Flamengo aposta na genialidade de Paquetá, enquanto o Palmeiras aciona seu “modo copeiro” para retomar o topo.


  • 🔴 Flamengo: O Ritmo do Maestro Após encantar no Fla-Flu, Lucas Paquetá assume a batuta no Maracanã. O objetivo é claro: municiar Pedro, que não perdoa na área, e consolidar o Rubro-Negro como o time a ser batido.

  • 🟢 Palmeiras: A Força da Tradição Não se subestima um gigante ferido. O Verdão entra no Allianz Parque para mostrar por que é o bicho-papão da América, apostando na sua resiliência tática para apagar o empate da estreia.

  • 🟡 Mirassol: Prova de Fogo em Quito Depois da festa histórica no aeroporto e a vitória contra o Lanús, o Leão encara os 2.850m de altitude. É o teste de resistência para quem quer continuar fazendo história.

  • 🔵 Cruzeiro: A Reafirmação Mineira No Mineirão, a Raposa quer provar que a camisa pesa. É a chance de transformar o bom desempenho em vitória e garantir tranquilidade na caminhada continental.

    Onde o Jogo se Decide

    Olhando para esta rodada, o que vejo não são apenas estatísticas, mas o peso da mentalidade em campo. Na Libertadores, o talento ganha jogos, mas a casca é que ganha títulos.

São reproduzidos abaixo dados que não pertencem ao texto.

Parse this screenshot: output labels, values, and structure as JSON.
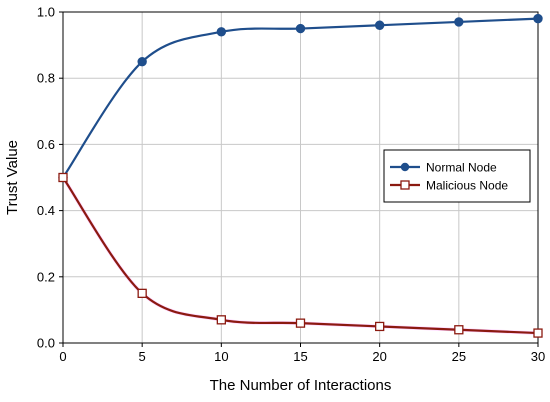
{
  "chart_data": {
    "type": "line",
    "title": "",
    "xlabel": "The Number of Interactions",
    "ylabel": "Trust Value",
    "xlim": [
      0,
      30
    ],
    "ylim": [
      0,
      1.0
    ],
    "xticks": [
      0,
      5,
      10,
      15,
      20,
      25,
      30
    ],
    "yticks": [
      0.0,
      0.2,
      0.4,
      0.6,
      0.8,
      1.0
    ],
    "xtick_labels": [
      "0",
      "5",
      "10",
      "15",
      "20",
      "25",
      "30"
    ],
    "ytick_labels": [
      "0.0",
      "0.2",
      "0.4",
      "0.6",
      "0.8",
      "1.0"
    ],
    "grid": true,
    "legend_position": "right-center",
    "series": [
      {
        "name": "Normal Node",
        "color": "#1f4e8c",
        "marker": "filled-circle",
        "x": [
          0,
          5,
          10,
          15,
          20,
          25,
          30
        ],
        "y": [
          0.5,
          0.85,
          0.94,
          0.95,
          0.96,
          0.97,
          0.98
        ]
      },
      {
        "name": "Malicious Node",
        "color": "#8b1a10",
        "marker": "open-square",
        "x": [
          0,
          5,
          10,
          15,
          20,
          25,
          30
        ],
        "y": [
          0.5,
          0.15,
          0.07,
          0.06,
          0.05,
          0.04,
          0.03
        ]
      }
    ]
  }
}
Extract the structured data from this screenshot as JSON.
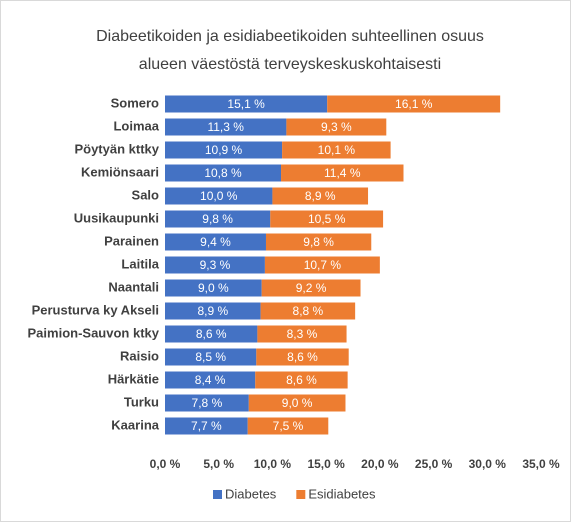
{
  "chart_data": {
    "type": "bar",
    "orientation": "horizontal",
    "stacked": true,
    "title": [
      "Diabeetikoiden ja esidiabeetikoiden suhteellinen osuus",
      "alueen väestöstä terveyskeskuskohtaisesti"
    ],
    "categories": [
      "Somero",
      "Loimaa",
      "Pöytyän kttky",
      "Kemiönsaari",
      "Salo",
      "Uusikaupunki",
      "Parainen",
      "Laitila",
      "Naantali",
      "Perusturva ky Akseli",
      "Paimion-Sauvon ktky",
      "Raisio",
      "Härkätie",
      "Turku",
      "Kaarina"
    ],
    "series": [
      {
        "name": "Diabetes",
        "color": "#4472c4",
        "values": [
          15.1,
          11.3,
          10.9,
          10.8,
          10.0,
          9.8,
          9.4,
          9.3,
          9.0,
          8.9,
          8.6,
          8.5,
          8.4,
          7.8,
          7.7
        ],
        "value_labels": [
          "15,1 %",
          "11,3 %",
          "10,9 %",
          "10,8 %",
          "10,0 %",
          "9,8 %",
          "9,4 %",
          "9,3 %",
          "9,0 %",
          "8,9 %",
          "8,6 %",
          "8,5 %",
          "8,4 %",
          "7,8 %",
          "7,7 %"
        ]
      },
      {
        "name": "Esidiabetes",
        "color": "#ed7d31",
        "values": [
          16.1,
          9.3,
          10.1,
          11.4,
          8.9,
          10.5,
          9.8,
          10.7,
          9.2,
          8.8,
          8.3,
          8.6,
          8.6,
          9.0,
          7.5
        ],
        "value_labels": [
          "16,1 %",
          "9,3 %",
          "10,1 %",
          "11,4 %",
          "8,9 %",
          "10,5 %",
          "9,8 %",
          "10,7 %",
          "9,2 %",
          "8,8 %",
          "8,3 %",
          "8,6 %",
          "8,6 %",
          "9,0 %",
          "7,5 %"
        ]
      }
    ],
    "xlim": [
      0,
      35
    ],
    "xticks": [
      {
        "value": 0,
        "label": "0,0 %"
      },
      {
        "value": 5,
        "label": "5,0 %"
      },
      {
        "value": 10,
        "label": "10,0 %"
      },
      {
        "value": 15,
        "label": "15,0 %"
      },
      {
        "value": 20,
        "label": "20,0 %"
      },
      {
        "value": 25,
        "label": "25,0 %"
      },
      {
        "value": 30,
        "label": "30,0 %"
      },
      {
        "value": 35,
        "label": "35,0 %"
      }
    ],
    "grid": false,
    "legend": "bottom"
  }
}
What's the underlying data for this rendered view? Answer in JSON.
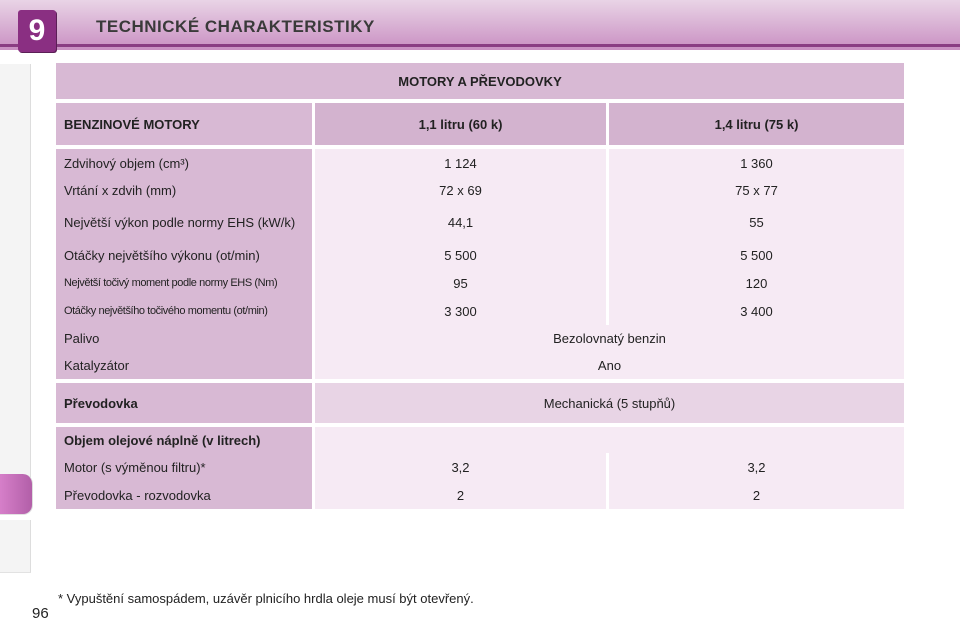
{
  "header": {
    "chapter": "9",
    "title": "TECHNICKÉ CHARAKTERISTIKY"
  },
  "table": {
    "title": "MOTORY A PŘEVODOVKY",
    "head": [
      "BENZINOVÉ MOTORY",
      "1,1 litru (60 k)",
      "1,4 litru (75 k)"
    ],
    "rows": [
      [
        "Zdvihový objem (cm³)",
        "1 124",
        "1 360"
      ],
      [
        "Vrtání x zdvih (mm)",
        "72 x 69",
        "75 x 77"
      ],
      [
        "Největší výkon podle normy EHS (kW/k)",
        "44,1",
        "55"
      ],
      [
        "Otáčky největšího výkonu (ot/min)",
        "5 500",
        "5 500"
      ],
      [
        "Největší točivý moment podle normy EHS (Nm)",
        "95",
        "120"
      ],
      [
        "Otáčky největšího točivého momentu (ot/min)",
        "3 300",
        "3 400"
      ]
    ],
    "fuel": {
      "label": "Palivo",
      "value": "Bezolovnatý benzin"
    },
    "catalyst": {
      "label": "Katalyzátor",
      "value": "Ano"
    },
    "gearbox": {
      "label": "Převodovka",
      "value": "Mechanická (5 stupňů)"
    },
    "oil": {
      "title": "Objem olejové náplně (v litrech)",
      "rows": [
        [
          "Motor (s výměnou filtru)*",
          "3,2",
          "3,2"
        ],
        [
          "Převodovka - rozvodovka",
          "2",
          "2"
        ]
      ]
    }
  },
  "footnote": "*  Vypuštění samospádem, uzávěr plnicího hrdla oleje musí být otevřený.",
  "page_number": "96"
}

    No Maracanã, o Flamengo tem hoje o que chamo de “luxo tático”. Com Lucas Paquetá flutuando e ditando o ritmo, o time ganha uma lucidez que raramente vemos. Ele não é apenas um meia; é o termômetro. Se ele estiver conectado com o Pedro, o Independiente Medellín vai precisar de um milagre para tirar o espaço de um centroavante que só precisa de meio metro para liquidar a fatura.

    Já sobre o Palmeiras, minha análise é direta: nunca duvidem de um elenco que sabe sofrer. O empate na estreia não é crise, é alerta. O desafio de Abel Ferreira no Allianz é transformar a ansiedade da torcida em pressão sobre o Sporting Cristal. O Palmeiras joga um futebol de xadrez; eles cansam o adversário mentalmente até que a falha apareça.

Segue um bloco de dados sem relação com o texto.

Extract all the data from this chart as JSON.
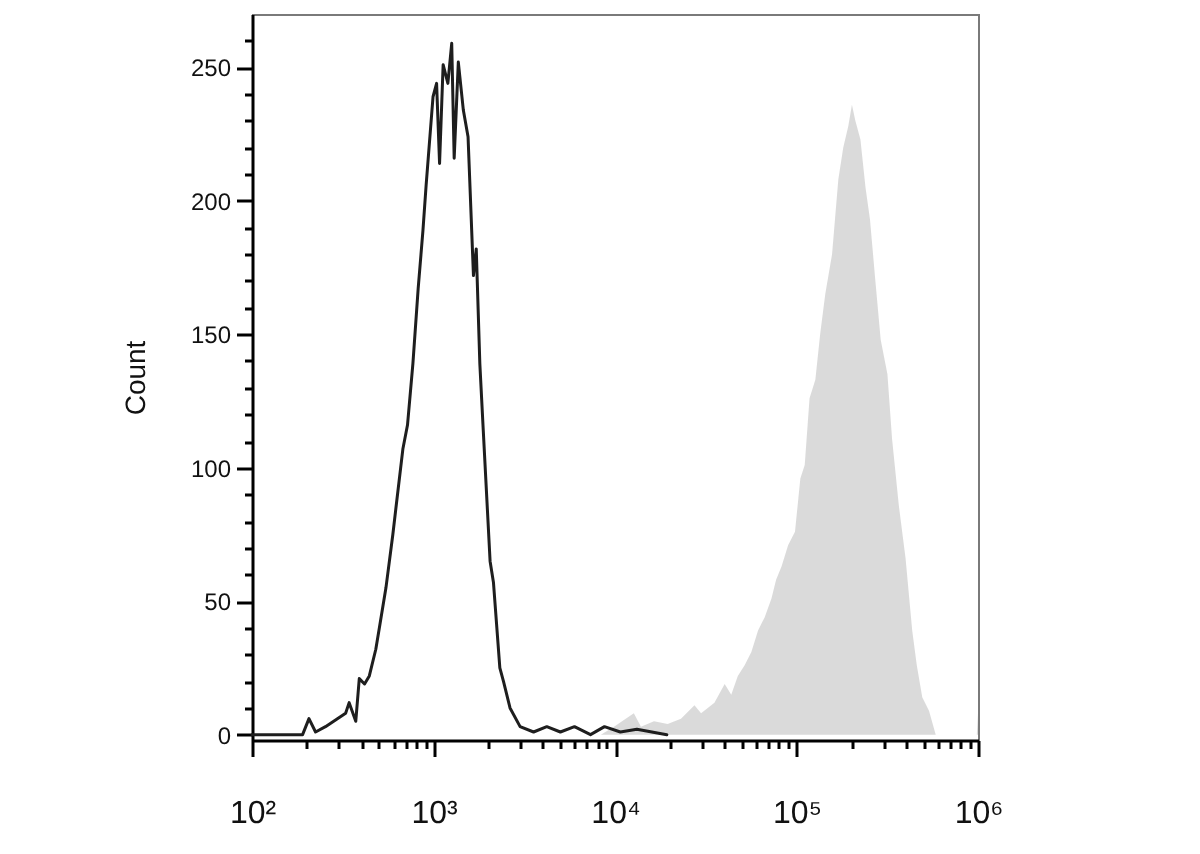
{
  "chart_data": {
    "type": "line",
    "ylabel": "Count",
    "log": "x",
    "xlim": [
      100,
      1000000
    ],
    "xticks": [
      {
        "value": 100,
        "label": "10²"
      },
      {
        "value": 200,
        "label": null
      },
      {
        "value": 300,
        "label": null
      },
      {
        "value": 400,
        "label": null
      },
      {
        "value": 500,
        "label": null
      },
      {
        "value": 600,
        "label": null
      },
      {
        "value": 700,
        "label": null
      },
      {
        "value": 800,
        "label": null
      },
      {
        "value": 900,
        "label": null
      },
      {
        "value": 1000,
        "label": "10³"
      },
      {
        "value": 2000,
        "label": null
      },
      {
        "value": 3000,
        "label": null
      },
      {
        "value": 4000,
        "label": null
      },
      {
        "value": 5000,
        "label": null
      },
      {
        "value": 6000,
        "label": null
      },
      {
        "value": 7000,
        "label": null
      },
      {
        "value": 8000,
        "label": null
      },
      {
        "value": 9000,
        "label": null
      },
      {
        "value": 10000,
        "label": "10⁴"
      },
      {
        "value": 20000,
        "label": null
      },
      {
        "value": 30000,
        "label": null
      },
      {
        "value": 40000,
        "label": null
      },
      {
        "value": 50000,
        "label": null
      },
      {
        "value": 60000,
        "label": null
      },
      {
        "value": 70000,
        "label": null
      },
      {
        "value": 80000,
        "label": null
      },
      {
        "value": 90000,
        "label": null
      },
      {
        "value": 100000,
        "label": "10⁵"
      },
      {
        "value": 200000,
        "label": null
      },
      {
        "value": 300000,
        "label": null
      },
      {
        "value": 400000,
        "label": null
      },
      {
        "value": 500000,
        "label": null
      },
      {
        "value": 600000,
        "label": null
      },
      {
        "value": 700000,
        "label": null
      },
      {
        "value": 800000,
        "label": null
      },
      {
        "value": 900000,
        "label": null
      },
      {
        "value": 1000000,
        "label": "10⁶"
      }
    ],
    "ylim": [
      -2,
      270
    ],
    "yticks": [
      0,
      {
        "value": 10,
        "label": null
      },
      {
        "value": 20,
        "label": null
      },
      {
        "value": 30,
        "label": null
      },
      {
        "value": 40,
        "label": null
      },
      50,
      {
        "value": 60,
        "label": null
      },
      {
        "value": 70,
        "label": null
      },
      {
        "value": 80,
        "label": null
      },
      {
        "value": 90,
        "label": null
      },
      100,
      {
        "value": 110,
        "label": null
      },
      {
        "value": 120,
        "label": null
      },
      {
        "value": 130,
        "label": null
      },
      {
        "value": 140,
        "label": null
      },
      150,
      {
        "value": 160,
        "label": null
      },
      {
        "value": 170,
        "label": null
      },
      {
        "value": 180,
        "label": null
      },
      {
        "value": 190,
        "label": null
      },
      200,
      {
        "value": 210,
        "label": null
      },
      {
        "value": 220,
        "label": null
      },
      {
        "value": 230,
        "label": null
      },
      {
        "value": 240,
        "label": null
      },
      250,
      {
        "value": 260,
        "label": null
      }
    ],
    "series": [
      {
        "type": "area",
        "color": "#a6a6a6",
        "x": [
          100,
          8360,
          9870,
          12700,
          13900,
          16400,
          19500,
          23100,
          27400,
          29800,
          35300,
          40200,
          43700,
          47500,
          51800,
          56400,
          61400,
          66800,
          72800,
          77200,
          82700,
          89900,
          98100,
          105000,
          111000,
          118000,
          127000,
          135000,
          144000,
          157000,
          170000,
          181000,
          193000,
          202000,
          211000,
          225000,
          240000,
          254000,
          272000,
          291000,
          317000,
          336000,
          366000,
          399000,
          434000,
          460000,
          493000,
          537000,
          585000,
          985000,
          1000000
        ],
        "values": [
          0,
          0,
          3,
          8,
          3,
          5,
          4,
          6,
          11,
          8,
          12,
          19,
          15,
          22,
          26,
          31,
          39,
          44,
          51,
          58,
          63,
          71,
          76,
          96,
          101,
          126,
          133,
          150,
          165,
          180,
          208,
          220,
          228,
          236,
          230,
          223,
          205,
          193,
          170,
          148,
          135,
          111,
          86,
          66,
          39,
          26,
          14,
          9,
          0,
          0,
          8
        ]
      },
      {
        "type": "line",
        "color": "#1e1e1e",
        "x": [
          100,
          190,
          206,
          224,
          254,
          328,
          343,
          373,
          390,
          417,
          443,
          481,
          503,
          547,
          597,
          621,
          678,
          719,
          770,
          823,
          875,
          911,
          994,
          1040,
          1080,
          1130,
          1200,
          1260,
          1300,
          1370,
          1460,
          1550,
          1660,
          1720,
          1800,
          1880,
          2050,
          2140,
          2320,
          2430,
          2640,
          3000,
          3560,
          4210,
          5000,
          5980,
          7330,
          8750,
          10700,
          13200,
          19300
        ],
        "values": [
          0,
          0,
          6,
          1,
          3,
          8,
          12,
          5,
          21,
          19,
          22,
          32,
          40,
          55,
          75,
          85,
          107,
          116,
          139,
          167,
          189,
          206,
          239,
          244,
          214,
          251,
          244,
          259,
          216,
          252,
          234,
          224,
          172,
          182,
          139,
          114,
          65,
          57,
          25,
          20,
          10,
          3,
          1,
          3,
          1,
          3,
          0,
          3,
          1,
          2,
          0
        ]
      }
    ]
  }
}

    Quanto ao Mirassol, o desafio é o maior de todos: o ar rarefeito. Em Quito, o pulmão pesa mais que a chuteira. A estratégia tem que ser cirúrgica, retendo a posse para não deixar o jogo virar um “lá e cá” frenético. E o Cruzeiro? O segredo está em isolar o barulho externo. Se a Raposa entrar com o espírito copeiro que mostrou na primeira rodada, tem tudo para fazer do Mineirão o seu porto seguro.

    A bola não mente: nesta semana, vamos ver quem tem elenco e, principalmente, quem tem nervos de aço para carregar o favoritismo brasileiro.